SARS-CoV-2 Virus Impact on Microglia
Microglia, which resemble macrophages and seem to be CNS immune cells, play a crucial role in preserving brain homeostasis and in the quick response to damage and inflammation (66). Microglia can be activated in response to immunological stimuli, thereby shifting from ramified to amoeboid phenotype and secreting TNF-α, IL-1, and IL-6 (67). Activated microglia are included in both the neurotoxic M1 phenotype, which contributes to neuroinflammation, and the neuroprotective M2 phenotype. Based on an increasing number of studies, the neurological system may suffer irreparable harm from dysregulation and overactivation of microglia (66, 68-70).
A patient may be more likely to experience neurological and mental issues if their microglia are activated even after they have fully recovered clinically from the infection (71). Furthermore, poor or aberrant microglial function may substantially impair cognitive abilities like judgment, decision-making, learning, and memory. Accordingly, proinflammatory activation brought on by SARS-CoV-2 infection of microglia may significantly affect the short-, moderate-, or long-term neurological and psychiatric effects of infection with SARS-CoV-2 (72).

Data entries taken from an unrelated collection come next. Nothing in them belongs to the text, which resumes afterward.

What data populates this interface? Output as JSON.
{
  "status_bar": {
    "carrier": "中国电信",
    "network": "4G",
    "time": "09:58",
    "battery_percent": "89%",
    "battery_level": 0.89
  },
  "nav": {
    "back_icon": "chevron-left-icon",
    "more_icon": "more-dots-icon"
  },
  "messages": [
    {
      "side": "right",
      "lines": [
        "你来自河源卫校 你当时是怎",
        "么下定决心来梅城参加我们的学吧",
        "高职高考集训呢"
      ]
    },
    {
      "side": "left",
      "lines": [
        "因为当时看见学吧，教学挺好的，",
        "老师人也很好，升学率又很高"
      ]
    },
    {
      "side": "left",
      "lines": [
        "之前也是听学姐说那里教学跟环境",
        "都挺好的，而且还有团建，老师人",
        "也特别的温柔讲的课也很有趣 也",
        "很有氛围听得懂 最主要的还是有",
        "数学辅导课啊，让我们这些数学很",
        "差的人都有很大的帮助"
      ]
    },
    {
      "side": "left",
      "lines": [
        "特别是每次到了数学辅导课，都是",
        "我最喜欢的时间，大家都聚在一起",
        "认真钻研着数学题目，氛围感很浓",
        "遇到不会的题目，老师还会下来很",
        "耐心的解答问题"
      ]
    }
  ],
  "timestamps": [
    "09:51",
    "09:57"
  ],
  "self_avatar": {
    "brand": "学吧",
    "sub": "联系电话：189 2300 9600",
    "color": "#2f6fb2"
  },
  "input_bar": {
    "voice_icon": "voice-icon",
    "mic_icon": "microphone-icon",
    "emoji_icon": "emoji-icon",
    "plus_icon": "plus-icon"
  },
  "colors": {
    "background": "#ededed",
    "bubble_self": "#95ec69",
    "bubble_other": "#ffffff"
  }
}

There is evidence that SARS-CoV-2 can infect a human microglial cell line directly. The RNA-seq research findings showed that a viral infection resulted in ER stress, immunological reactions, and apoptosis in the late phase. Additionally, SARS-CoV-2 infection caused human microglia to undergo apoptosis by activating both intrinsic and extrinsic pathways. In short, in lung tissues and cell lines, SARS-CoV-2 has been demonstrated to induce intrinsic and extrinsic apoptosis (73). In a preprint study also transgenic mice were found to have microglia that were infected with SARS-CoV-2, which resulted in the ongoing death of microglia and the release of pro-inflammatory cytokines (74).